Banana and Almond Pancakes

GAPS Banana and Almond Pancakes 


1 cup or organic almond flour

4 Organic Free Range Eggs

1 tablespoon of honey (optional)

1 ripe banana

1 tablespoon of coconut oil

1 teaspoon of homemade vanilla escence

Additional coconut oil for the fry pan.



  1. Place all ingredients into a bowl and mix on high with electric beaters until well combined.  You want to make sure it is mixed really well to get a nice pancake.
  2. Add coconut oil to pan (low to medium heat).  Almond flour burns very easy and very fast so you don’t want the temperature to be too high or too low either.  It may take you a little getting used to.
  3. Scoop a large tablespoon of the mixture into the pan and flip when the sides start to brown a little (but not too much or you will burn them).  The pancakes do not bubble on the top like other pancakes made from grain flour.
  4. Serve with honey, fresh bananas and cream fraiche/yoghurt/kefir.
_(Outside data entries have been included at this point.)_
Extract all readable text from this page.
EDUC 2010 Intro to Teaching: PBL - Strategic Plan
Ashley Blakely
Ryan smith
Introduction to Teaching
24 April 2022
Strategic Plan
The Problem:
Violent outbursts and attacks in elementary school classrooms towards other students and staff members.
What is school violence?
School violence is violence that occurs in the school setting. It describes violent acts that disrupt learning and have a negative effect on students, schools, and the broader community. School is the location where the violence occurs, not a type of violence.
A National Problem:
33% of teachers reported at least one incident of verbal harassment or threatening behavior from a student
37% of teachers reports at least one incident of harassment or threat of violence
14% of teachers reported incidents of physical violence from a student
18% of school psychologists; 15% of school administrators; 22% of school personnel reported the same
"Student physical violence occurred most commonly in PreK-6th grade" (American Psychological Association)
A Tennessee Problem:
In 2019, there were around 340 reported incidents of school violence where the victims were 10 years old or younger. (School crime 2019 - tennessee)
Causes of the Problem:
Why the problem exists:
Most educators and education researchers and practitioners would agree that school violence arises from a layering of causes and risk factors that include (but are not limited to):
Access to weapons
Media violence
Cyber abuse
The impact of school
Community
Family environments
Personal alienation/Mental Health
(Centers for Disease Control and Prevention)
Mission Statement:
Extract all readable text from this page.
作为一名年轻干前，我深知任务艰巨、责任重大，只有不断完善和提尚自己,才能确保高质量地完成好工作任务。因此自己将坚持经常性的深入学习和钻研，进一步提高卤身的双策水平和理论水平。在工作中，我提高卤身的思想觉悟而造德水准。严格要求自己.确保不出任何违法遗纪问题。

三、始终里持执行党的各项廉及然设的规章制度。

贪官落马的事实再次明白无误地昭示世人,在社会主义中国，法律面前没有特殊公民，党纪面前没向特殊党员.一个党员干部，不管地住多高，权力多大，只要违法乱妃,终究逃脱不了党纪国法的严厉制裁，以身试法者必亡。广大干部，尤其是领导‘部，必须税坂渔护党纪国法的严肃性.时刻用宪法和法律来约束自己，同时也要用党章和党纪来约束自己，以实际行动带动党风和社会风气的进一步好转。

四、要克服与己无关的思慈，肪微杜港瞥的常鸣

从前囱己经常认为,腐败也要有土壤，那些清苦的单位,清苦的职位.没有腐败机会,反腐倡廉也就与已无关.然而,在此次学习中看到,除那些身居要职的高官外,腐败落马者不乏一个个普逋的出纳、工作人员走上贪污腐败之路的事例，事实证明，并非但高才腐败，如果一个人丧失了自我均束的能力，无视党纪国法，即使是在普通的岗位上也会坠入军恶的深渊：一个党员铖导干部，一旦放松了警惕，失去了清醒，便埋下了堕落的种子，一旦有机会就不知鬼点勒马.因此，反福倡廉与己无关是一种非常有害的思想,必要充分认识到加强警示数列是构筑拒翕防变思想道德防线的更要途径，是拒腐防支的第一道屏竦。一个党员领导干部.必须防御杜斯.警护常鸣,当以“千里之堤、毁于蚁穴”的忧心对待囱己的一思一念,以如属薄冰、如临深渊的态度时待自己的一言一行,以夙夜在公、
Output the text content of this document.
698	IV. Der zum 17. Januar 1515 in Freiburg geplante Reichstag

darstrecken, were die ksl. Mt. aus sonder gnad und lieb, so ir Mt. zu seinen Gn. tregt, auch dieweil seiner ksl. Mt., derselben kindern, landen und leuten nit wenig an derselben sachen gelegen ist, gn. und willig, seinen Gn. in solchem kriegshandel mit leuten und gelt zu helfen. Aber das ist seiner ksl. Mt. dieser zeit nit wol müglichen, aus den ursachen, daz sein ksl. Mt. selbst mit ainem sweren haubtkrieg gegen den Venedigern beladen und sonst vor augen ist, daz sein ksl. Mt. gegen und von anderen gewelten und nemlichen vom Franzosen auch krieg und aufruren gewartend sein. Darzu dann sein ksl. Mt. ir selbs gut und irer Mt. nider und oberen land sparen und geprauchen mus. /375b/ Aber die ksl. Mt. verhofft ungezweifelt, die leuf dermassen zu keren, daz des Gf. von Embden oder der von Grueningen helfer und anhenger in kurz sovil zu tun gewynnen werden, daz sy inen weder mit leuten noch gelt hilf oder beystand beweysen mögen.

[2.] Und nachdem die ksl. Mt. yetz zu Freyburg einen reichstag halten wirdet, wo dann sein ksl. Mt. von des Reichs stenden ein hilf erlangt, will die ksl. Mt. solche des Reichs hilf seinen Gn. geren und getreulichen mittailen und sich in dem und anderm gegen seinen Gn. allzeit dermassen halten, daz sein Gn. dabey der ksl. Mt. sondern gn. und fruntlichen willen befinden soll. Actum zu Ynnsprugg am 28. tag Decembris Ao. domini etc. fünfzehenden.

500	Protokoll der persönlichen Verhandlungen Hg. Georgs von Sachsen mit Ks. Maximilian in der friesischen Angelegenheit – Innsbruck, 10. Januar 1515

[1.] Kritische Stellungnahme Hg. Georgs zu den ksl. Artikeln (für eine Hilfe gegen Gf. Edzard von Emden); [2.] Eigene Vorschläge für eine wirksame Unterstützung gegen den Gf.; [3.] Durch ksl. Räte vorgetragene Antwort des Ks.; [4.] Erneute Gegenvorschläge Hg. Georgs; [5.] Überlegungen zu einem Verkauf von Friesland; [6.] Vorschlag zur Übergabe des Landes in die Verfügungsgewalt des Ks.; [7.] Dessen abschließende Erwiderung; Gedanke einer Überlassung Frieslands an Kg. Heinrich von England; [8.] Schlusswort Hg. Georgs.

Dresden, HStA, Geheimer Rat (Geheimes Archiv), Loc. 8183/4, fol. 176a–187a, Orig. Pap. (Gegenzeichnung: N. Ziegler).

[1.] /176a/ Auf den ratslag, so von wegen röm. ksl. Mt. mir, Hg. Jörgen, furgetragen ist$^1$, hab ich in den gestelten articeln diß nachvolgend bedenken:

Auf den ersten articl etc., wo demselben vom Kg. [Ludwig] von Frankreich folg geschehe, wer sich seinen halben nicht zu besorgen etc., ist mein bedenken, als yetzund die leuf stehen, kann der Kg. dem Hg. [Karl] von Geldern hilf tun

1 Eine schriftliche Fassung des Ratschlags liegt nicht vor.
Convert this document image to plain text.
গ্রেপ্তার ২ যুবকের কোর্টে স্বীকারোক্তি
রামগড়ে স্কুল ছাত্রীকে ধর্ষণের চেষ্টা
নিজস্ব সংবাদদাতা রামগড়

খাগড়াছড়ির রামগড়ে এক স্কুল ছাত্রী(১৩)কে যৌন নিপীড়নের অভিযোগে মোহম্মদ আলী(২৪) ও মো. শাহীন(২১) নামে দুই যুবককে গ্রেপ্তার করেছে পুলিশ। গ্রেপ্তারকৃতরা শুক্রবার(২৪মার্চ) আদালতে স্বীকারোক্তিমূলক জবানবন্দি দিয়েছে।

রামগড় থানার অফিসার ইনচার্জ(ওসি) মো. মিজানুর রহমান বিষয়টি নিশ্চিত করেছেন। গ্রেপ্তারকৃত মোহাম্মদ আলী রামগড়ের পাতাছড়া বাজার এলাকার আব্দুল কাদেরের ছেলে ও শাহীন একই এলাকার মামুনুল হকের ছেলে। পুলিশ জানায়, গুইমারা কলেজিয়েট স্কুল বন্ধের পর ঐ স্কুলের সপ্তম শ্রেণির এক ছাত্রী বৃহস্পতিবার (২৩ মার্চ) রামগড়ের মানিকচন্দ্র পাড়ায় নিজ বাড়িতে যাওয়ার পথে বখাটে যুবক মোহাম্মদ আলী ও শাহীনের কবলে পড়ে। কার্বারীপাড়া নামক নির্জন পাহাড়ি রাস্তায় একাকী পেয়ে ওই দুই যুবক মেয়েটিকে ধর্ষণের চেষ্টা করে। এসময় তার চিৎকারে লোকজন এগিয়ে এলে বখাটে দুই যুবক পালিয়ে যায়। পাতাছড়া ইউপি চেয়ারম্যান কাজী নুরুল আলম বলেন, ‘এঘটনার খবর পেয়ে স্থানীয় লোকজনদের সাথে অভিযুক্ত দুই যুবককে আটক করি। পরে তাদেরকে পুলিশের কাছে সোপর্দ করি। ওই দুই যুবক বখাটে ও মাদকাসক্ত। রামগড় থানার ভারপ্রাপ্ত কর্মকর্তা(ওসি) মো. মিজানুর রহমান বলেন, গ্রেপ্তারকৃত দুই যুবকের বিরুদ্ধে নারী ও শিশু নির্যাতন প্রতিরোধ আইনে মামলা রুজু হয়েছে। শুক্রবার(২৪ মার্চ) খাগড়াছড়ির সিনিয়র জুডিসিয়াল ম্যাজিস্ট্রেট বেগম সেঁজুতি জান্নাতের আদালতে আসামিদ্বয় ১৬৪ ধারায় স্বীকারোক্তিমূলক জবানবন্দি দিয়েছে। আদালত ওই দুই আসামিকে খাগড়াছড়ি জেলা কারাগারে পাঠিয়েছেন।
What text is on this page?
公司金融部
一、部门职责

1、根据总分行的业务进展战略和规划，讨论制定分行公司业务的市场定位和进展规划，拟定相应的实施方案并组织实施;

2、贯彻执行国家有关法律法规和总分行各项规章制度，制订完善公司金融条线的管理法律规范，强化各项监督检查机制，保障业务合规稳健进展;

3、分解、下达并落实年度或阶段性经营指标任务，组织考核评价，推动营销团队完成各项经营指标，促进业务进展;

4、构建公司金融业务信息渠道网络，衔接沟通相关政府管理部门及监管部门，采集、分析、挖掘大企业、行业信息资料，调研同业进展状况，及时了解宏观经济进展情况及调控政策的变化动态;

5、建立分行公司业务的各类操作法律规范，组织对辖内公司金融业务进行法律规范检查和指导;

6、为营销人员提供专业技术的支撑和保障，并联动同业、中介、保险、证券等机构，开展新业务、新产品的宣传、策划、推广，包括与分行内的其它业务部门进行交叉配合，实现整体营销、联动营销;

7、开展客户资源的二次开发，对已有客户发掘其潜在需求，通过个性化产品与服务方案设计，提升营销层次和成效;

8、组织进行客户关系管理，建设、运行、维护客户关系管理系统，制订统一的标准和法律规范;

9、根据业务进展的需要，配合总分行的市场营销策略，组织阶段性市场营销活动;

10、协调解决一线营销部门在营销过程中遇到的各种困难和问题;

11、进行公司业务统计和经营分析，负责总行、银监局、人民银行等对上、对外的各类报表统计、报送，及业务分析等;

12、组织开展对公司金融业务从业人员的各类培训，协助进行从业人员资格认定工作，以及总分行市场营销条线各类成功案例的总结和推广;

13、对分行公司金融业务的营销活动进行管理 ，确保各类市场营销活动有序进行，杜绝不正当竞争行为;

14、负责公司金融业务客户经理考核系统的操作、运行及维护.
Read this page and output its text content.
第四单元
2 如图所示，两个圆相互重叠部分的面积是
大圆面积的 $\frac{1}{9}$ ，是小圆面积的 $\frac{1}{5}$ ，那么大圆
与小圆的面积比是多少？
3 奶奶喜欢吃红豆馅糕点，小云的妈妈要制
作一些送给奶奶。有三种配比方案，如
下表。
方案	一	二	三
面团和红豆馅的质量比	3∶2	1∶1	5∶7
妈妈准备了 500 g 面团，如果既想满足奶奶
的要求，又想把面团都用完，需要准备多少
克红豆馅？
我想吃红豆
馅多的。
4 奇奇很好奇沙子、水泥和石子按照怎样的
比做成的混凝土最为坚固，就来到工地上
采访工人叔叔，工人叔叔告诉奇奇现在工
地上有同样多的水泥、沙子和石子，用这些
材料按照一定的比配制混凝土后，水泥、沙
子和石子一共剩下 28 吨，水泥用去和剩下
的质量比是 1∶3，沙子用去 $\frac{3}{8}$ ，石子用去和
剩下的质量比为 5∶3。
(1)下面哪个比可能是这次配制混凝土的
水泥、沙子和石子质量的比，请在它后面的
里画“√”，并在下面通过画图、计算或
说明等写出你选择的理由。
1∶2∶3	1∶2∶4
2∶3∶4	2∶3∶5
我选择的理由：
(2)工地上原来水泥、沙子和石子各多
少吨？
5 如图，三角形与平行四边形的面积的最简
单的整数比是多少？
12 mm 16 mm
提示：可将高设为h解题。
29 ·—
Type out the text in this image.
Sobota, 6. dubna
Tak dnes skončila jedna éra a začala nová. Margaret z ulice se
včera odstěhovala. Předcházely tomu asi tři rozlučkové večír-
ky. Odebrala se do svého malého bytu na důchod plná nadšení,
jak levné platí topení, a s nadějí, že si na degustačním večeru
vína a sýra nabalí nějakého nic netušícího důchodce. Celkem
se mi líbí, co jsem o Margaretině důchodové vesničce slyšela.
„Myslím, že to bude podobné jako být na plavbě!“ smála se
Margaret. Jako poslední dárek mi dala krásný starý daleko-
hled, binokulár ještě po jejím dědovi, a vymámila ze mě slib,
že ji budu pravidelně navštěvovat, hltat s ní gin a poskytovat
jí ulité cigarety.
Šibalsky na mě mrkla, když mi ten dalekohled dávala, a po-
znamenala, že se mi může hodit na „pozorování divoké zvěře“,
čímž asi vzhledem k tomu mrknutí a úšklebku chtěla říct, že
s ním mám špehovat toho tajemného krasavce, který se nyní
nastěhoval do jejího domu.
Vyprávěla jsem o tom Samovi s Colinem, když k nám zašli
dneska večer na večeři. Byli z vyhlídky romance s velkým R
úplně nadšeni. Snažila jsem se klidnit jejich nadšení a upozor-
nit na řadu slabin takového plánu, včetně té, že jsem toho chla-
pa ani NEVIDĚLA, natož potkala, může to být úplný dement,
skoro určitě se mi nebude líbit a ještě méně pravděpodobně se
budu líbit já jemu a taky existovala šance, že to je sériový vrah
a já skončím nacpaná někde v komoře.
This recipe is quick and simple and can be served for a great school snack at morning tea as well.  You can wrap them in bunches of two in unbleached baking paper and store them in the freezer for school lunches.  They heat up nicely in the oven in the baking paper wrappers if you want to defrost them a little first so that they are easy to pull apart to add butter and honey before packing into the lunch box.